O governador do Distrito Federal, Ibaneis Rocha, assinou nesta quinta-feira (19) a ordem de serviço para a segunda etapa das obras de reforma no Teatro Nacional Claudio Santoro. As intervenções incluem a reformulação da Sala Villa-Lobos, seu respectivo foyer, o Espaço Cultural Dercy Gonçalves e a Sala Alberto Nepomuceno. O investimento totaliza R$ 268,3 milhões e ficará a cargo do Consórcio Porto Belo Brasil, sob coordenação da Companhia Urbanizadora da Nova Capital (Novacap).
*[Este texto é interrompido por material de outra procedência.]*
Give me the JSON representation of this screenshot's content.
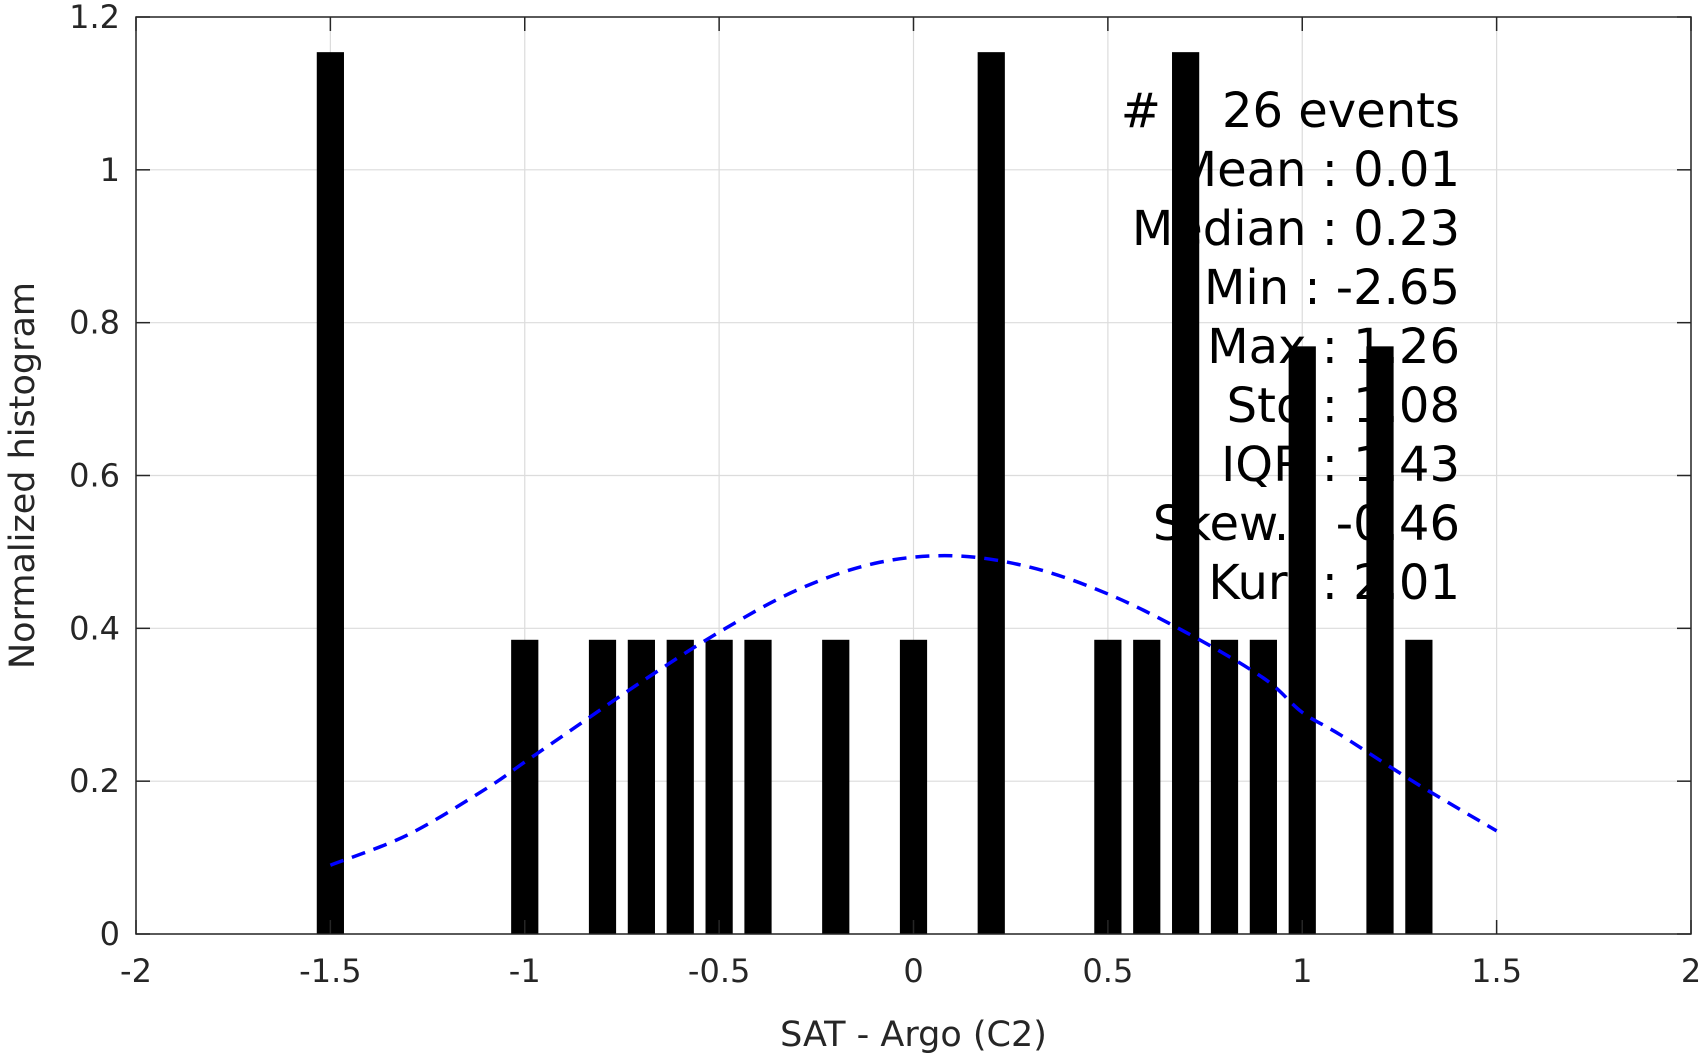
{
  "chart_data": {
    "type": "bar",
    "xlabel": "SAT - Argo (C2)",
    "ylabel": "Normalized histogram",
    "xlim": [
      -2,
      2
    ],
    "ylim": [
      0,
      1.2
    ],
    "grid": true,
    "xticks": [
      -2,
      -1.5,
      -1,
      -0.5,
      0,
      0.5,
      1,
      1.5,
      2
    ],
    "xtick_labels": [
      "-2",
      "-1.5",
      "-1",
      "-0.5",
      "0",
      "0.5",
      "1",
      "1.5",
      "2"
    ],
    "yticks": [
      0,
      0.2,
      0.4,
      0.6,
      0.8,
      1,
      1.2
    ],
    "ytick_labels": [
      "0",
      "0.2",
      "0.4",
      "0.6",
      "0.8",
      "1",
      "1.2"
    ],
    "bar_color": "#000000",
    "bar_width": 0.07,
    "bars": [
      {
        "x": -1.5,
        "value": 1.154
      },
      {
        "x": -1.0,
        "value": 0.385
      },
      {
        "x": -0.8,
        "value": 0.385
      },
      {
        "x": -0.7,
        "value": 0.385
      },
      {
        "x": -0.6,
        "value": 0.385
      },
      {
        "x": -0.5,
        "value": 0.385
      },
      {
        "x": -0.4,
        "value": 0.385
      },
      {
        "x": -0.2,
        "value": 0.385
      },
      {
        "x": 0.0,
        "value": 0.385
      },
      {
        "x": 0.2,
        "value": 1.154
      },
      {
        "x": 0.5,
        "value": 0.385
      },
      {
        "x": 0.6,
        "value": 0.385
      },
      {
        "x": 0.7,
        "value": 1.154
      },
      {
        "x": 0.8,
        "value": 0.385
      },
      {
        "x": 0.9,
        "value": 0.385
      },
      {
        "x": 1.0,
        "value": 0.769
      },
      {
        "x": 1.2,
        "value": 0.769
      },
      {
        "x": 1.3,
        "value": 0.385
      }
    ],
    "fit_curve": {
      "style": "dashed",
      "color": "#0000ff",
      "points": [
        [
          -1.5,
          0.09
        ],
        [
          -1.3,
          0.13
        ],
        [
          -1.1,
          0.19
        ],
        [
          -1.0,
          0.225
        ],
        [
          -0.9,
          0.26
        ],
        [
          -0.7,
          0.33
        ],
        [
          -0.5,
          0.395
        ],
        [
          -0.3,
          0.45
        ],
        [
          -0.1,
          0.485
        ],
        [
          0.1,
          0.495
        ],
        [
          0.3,
          0.48
        ],
        [
          0.5,
          0.445
        ],
        [
          0.7,
          0.395
        ],
        [
          0.9,
          0.335
        ],
        [
          1.0,
          0.29
        ],
        [
          1.1,
          0.26
        ],
        [
          1.3,
          0.195
        ],
        [
          1.5,
          0.135
        ]
      ]
    },
    "annotation": [
      "#    26 events",
      "Mean : 0.01",
      "Median : 0.23",
      "Min : -2.65",
      "Max : 1.26",
      "Std : 1.08",
      "IQR : 1.43",
      "Skew. : -0.46",
      "Kurt : 2.01"
    ]
  }
}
Ibaneis Rocha destacou a delicadeza dos projetos no teatro, que exigem técnica especializada e aprovação do Instituto do Patrimônio Histórico e Artístico Nacional (Iphan), por se tratar de patrimônio tombado. “Eu tenho muita alegria de poder estar aqui hoje assinando essa ordem de serviço, dando início a esse trabalho que vai devolver para Brasília o nosso Teatro Nacional totalmente com funcionalidade para atender os grandes espetáculos locais e nacionais”, afirmou o chefe do Executivo.
A vice-governadora Celina Leão enfatizou o simbolismo cultural do espaço. “O Teatro Nacional é um símbolo da cultura aqui no Distrito Federal. Nós já fizemos uma sala, o que já trouxe novamente a vocação desse espaço e agora essa segunda etapa para concluir. Eu tenho certeza que esse espaço faz parte da memória do DF, mas principalmente fará parte também do futuro”, declarou.
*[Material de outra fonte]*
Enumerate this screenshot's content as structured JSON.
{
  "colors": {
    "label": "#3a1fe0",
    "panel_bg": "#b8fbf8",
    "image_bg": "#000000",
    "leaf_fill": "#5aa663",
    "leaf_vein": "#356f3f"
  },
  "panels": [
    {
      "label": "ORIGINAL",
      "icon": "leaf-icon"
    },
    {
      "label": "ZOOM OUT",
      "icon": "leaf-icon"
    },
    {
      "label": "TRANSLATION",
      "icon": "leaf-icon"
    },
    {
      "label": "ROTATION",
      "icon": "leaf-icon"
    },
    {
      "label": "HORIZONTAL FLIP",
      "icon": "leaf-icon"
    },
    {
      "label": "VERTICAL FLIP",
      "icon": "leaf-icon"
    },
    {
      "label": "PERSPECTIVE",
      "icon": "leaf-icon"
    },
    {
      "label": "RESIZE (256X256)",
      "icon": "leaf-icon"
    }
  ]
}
De acordo com o presidente da Novacap, Fernando Leite, as obras envolverão reforma, restauro e modernizações. Serão implementadas acessibilidade, combate a incêndios, qualidade sonora e cenográfica, adequando o projeto original, de antes de 1960, às normas atuais.
O secretário de Cultura e Economia Criativa, Claudio Abrantes, projetou o impacto da reabertura da Sala Villa-Lobos. Em um ano, a Sala Martins Pena, reaberta, recebeu mais de 150 espetáculos, demonstrando a demanda pela estrutura.
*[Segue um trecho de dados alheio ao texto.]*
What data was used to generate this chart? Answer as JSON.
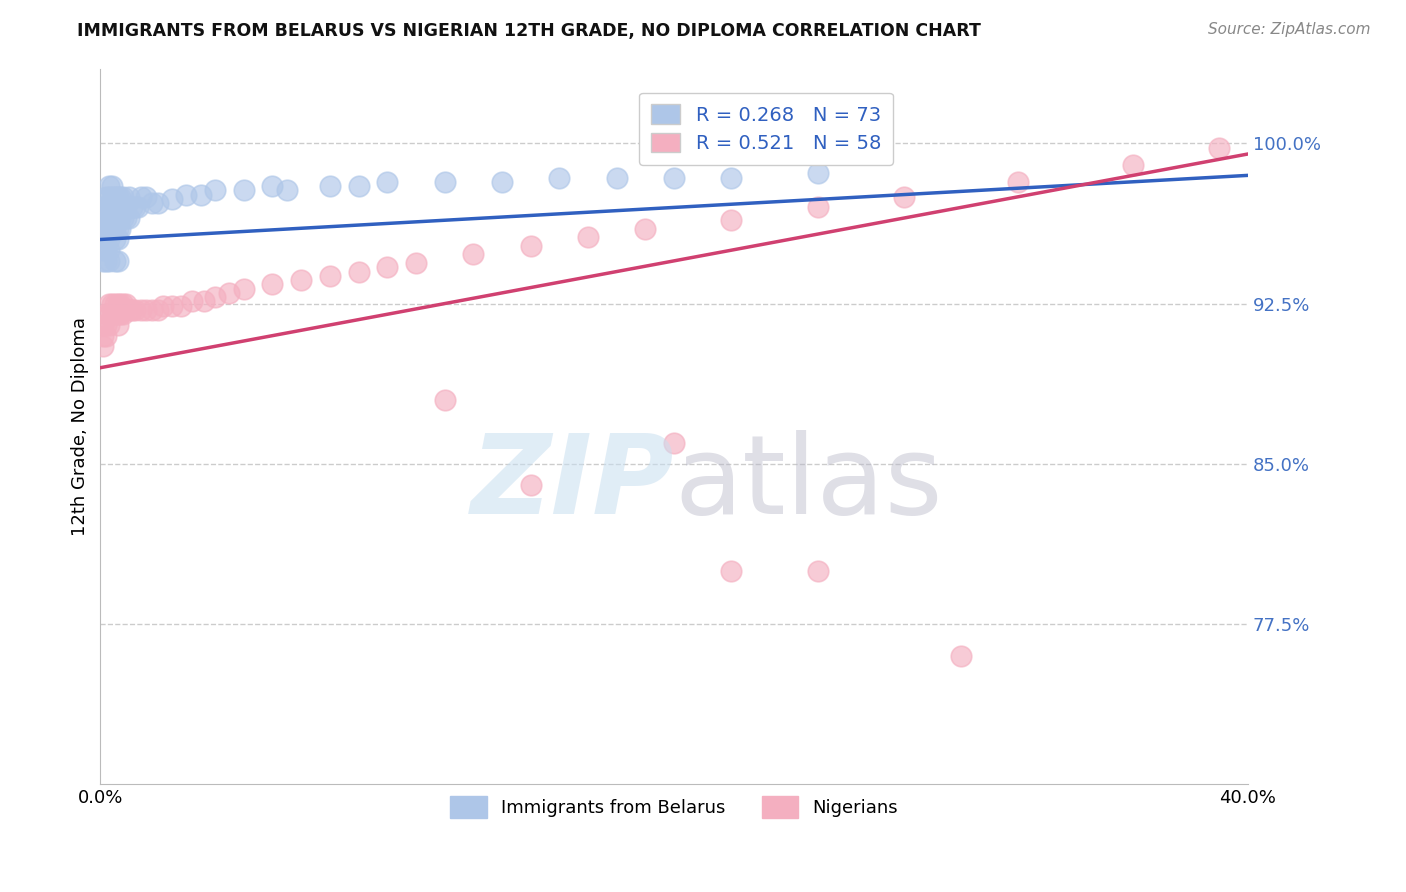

O Teatro Nacional Claudio Santoro foi reaberto em dezembro de 2024, após mais de uma década fechado. A primeira fase, com R$ 70 milhões, restaurou a Sala Martins Pena e seu foyer, incluindo novas saídas de emergência, reservatório para combate a incêndios, troca de redes elétrica e hidráulica, e substituição de materiais inflamáveis. O processo envolveu a Secretaria de Cultura e Economia Criativa e a Novacap.